Un incendie criminel, une enquête compliquée, un détective célèbre qui se retrouve accusé faussement, tous les ingrédients d’un film noir se retrouvent dans cette histoire qui s’est passée en partie à Drummondville entre 1931 et 1934.

Le détective privé Georges Farah-Lajoie a la surprise, le 21 mai 1934, de recevoir la visite de deux policiers qui viennent l’arrêter à son domicile de Montréal, en vertu d’un mandat émis par … un juge du district judiciaire d’Arthabaska.  Tout ça, Farah Lajoie l’apprendra bien vite, est relié à une de ses enquêtes, sur une affaire d’incendie criminel survenu à Daveluyville en 1931.

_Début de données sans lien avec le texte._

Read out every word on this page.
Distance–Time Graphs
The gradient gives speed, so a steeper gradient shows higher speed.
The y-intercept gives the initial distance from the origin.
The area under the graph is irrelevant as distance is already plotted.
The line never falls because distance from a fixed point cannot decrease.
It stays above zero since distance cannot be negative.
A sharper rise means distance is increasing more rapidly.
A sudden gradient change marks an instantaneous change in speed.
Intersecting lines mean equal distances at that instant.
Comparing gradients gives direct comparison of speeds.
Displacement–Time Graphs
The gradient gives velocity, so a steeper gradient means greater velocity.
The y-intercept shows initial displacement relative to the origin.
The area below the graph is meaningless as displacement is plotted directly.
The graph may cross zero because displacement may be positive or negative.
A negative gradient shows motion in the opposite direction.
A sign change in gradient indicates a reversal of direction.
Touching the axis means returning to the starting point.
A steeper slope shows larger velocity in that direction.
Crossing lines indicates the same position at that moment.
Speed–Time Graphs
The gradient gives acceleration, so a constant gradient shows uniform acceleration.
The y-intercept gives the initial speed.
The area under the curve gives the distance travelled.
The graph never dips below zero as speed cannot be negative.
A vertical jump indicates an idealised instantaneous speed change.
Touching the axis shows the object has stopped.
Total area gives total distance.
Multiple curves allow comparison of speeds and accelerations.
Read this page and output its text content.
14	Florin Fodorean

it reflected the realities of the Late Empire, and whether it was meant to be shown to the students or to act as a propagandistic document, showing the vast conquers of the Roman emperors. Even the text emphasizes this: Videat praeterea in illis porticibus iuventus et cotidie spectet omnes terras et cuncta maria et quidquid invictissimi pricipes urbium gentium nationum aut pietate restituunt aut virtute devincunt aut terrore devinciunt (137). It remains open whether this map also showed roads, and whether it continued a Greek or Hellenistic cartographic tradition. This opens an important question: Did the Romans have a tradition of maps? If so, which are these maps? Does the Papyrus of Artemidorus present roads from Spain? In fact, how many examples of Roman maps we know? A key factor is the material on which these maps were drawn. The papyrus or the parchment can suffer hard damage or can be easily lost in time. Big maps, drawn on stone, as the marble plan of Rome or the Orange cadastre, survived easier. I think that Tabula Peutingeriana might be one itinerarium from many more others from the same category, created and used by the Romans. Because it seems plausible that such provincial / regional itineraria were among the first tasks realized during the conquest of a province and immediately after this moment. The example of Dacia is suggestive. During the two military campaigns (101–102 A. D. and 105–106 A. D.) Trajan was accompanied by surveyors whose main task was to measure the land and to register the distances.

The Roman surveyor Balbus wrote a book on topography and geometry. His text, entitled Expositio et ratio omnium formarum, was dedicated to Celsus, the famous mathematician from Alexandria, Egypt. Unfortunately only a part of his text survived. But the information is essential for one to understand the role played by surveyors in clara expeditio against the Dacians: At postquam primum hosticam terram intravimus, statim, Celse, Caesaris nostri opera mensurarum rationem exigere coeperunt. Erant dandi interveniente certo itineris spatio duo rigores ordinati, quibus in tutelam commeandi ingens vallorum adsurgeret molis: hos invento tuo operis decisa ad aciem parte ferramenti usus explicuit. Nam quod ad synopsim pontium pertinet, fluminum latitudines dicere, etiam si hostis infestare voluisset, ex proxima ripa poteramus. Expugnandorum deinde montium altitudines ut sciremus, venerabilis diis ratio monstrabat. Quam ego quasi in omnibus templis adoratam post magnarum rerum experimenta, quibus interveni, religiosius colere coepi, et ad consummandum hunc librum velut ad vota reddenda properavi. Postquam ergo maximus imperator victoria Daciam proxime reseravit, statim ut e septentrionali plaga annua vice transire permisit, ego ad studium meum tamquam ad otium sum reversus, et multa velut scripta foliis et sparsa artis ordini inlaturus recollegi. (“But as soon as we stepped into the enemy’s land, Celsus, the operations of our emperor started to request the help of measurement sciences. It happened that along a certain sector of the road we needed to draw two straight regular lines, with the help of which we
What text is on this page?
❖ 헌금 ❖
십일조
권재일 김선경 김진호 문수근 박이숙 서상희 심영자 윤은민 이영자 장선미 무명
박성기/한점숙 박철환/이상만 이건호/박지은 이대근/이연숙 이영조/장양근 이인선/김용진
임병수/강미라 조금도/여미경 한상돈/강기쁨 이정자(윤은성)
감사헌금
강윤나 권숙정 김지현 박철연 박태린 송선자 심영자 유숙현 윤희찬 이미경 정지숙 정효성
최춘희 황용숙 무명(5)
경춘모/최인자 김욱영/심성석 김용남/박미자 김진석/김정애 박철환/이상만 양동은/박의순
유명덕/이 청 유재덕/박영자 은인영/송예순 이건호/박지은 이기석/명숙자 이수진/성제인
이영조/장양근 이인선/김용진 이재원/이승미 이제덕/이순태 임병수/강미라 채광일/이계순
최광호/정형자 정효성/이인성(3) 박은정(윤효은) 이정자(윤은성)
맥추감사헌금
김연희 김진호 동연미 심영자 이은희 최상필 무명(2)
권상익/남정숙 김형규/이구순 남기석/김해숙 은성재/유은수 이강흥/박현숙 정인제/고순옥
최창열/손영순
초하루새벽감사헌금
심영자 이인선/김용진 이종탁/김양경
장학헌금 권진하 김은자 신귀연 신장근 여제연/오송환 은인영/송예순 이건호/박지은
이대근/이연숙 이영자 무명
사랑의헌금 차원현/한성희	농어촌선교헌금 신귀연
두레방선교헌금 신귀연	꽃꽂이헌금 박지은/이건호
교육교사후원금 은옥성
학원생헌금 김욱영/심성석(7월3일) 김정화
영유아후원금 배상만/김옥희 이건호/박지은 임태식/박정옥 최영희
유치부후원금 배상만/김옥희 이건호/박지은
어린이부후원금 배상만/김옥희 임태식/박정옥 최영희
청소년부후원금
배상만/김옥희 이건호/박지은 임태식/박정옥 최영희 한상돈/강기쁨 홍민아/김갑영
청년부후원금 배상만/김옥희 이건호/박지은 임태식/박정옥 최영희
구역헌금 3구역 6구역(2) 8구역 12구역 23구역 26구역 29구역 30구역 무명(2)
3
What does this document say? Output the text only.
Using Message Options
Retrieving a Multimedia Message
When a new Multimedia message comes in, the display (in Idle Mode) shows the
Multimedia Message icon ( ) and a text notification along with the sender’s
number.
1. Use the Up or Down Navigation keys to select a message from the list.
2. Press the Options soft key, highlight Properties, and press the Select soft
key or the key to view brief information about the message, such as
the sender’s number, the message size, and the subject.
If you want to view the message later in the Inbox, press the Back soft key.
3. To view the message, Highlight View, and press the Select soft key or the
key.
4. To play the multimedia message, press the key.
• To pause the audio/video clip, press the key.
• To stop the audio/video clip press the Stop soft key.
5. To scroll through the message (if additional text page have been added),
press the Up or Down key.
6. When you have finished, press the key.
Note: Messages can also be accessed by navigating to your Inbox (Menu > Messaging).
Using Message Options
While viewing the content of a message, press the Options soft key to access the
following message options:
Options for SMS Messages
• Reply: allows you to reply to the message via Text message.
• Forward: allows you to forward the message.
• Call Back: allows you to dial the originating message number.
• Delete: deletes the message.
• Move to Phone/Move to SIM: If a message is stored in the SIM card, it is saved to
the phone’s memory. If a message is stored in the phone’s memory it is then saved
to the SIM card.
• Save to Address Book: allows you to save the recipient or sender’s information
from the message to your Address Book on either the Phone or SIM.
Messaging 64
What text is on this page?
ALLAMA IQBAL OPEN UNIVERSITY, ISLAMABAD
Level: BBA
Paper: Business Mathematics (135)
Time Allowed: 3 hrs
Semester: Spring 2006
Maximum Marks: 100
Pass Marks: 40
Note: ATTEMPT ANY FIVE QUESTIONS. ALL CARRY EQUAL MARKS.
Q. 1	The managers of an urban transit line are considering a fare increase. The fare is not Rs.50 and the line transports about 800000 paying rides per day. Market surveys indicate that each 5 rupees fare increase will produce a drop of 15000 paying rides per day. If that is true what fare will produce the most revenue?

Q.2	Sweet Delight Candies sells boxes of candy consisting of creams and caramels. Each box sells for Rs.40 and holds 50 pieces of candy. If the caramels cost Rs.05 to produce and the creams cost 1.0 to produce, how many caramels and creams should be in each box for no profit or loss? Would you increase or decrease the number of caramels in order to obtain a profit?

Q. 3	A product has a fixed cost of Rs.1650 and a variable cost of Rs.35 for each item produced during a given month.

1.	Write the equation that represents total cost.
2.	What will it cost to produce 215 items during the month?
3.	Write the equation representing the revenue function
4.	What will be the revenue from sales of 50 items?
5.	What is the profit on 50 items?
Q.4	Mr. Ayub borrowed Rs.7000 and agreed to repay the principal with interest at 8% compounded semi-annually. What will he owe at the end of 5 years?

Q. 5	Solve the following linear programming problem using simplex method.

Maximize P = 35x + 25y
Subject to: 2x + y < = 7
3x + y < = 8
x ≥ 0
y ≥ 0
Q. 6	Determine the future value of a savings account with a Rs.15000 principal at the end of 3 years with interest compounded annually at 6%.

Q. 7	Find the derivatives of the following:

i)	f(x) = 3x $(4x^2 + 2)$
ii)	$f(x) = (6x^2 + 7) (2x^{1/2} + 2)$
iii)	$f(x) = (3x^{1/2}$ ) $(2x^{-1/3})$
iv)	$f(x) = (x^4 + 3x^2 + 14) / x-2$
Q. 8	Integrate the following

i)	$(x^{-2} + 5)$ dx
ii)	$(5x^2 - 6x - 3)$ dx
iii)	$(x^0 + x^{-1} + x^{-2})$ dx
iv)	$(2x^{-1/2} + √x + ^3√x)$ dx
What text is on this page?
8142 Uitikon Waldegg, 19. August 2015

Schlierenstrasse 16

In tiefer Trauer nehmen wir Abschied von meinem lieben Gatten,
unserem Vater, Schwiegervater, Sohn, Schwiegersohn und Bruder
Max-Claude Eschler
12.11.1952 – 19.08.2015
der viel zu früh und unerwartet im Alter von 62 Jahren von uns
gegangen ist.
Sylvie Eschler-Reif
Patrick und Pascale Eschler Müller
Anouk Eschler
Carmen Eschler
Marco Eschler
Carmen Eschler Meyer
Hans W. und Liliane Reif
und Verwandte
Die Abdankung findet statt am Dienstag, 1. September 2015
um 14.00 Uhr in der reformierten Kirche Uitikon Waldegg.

Disons d’abord que George Farah-Lajoie n’est pas n’importe quel détective privé. Né en Syrie en 1876 dans une famille de religion melkite catholique, il est arrivé à Montréal à la fin des années 1890 et, en 1906, il entre dans la police de Montréal. Il s’y fait vite une réputation d’être le meilleur enquêteur du Québec. Il devient carrément une vedette quand il a la charge de l’affaire Delorme en 1922. Apportant les preuves qu’un prêtre, l’abbé Raoul Delorme, a probablement assassiné son frère pour une question d’héritage. On ne trouvera jamais un jury pour le condamner et l’enquêteur sera littéralement diffamé par la défense.   Cependant, il critique l’administration de la police (corrompue) de l’époque ce que n’apprécient pas ses supérieurs. En 1929, on lui montre la porte et on lui refuse la pension à laquelle il avait droit. Il finira néanmoins par l’obtenir en recourant aux tribunaux. Il entreprend donc une carrière de détective privé.

C’est dans cette fonction qu’il se retrouvera mêlé à une affaire extraordinairement compliquée qui commence par un incendie criminel survenu dans la nuit du 27 au 28 décembre dans une usine de Daveluyville appartenant à la Victoriaville Furniture, entreprise basée à Victoriaville.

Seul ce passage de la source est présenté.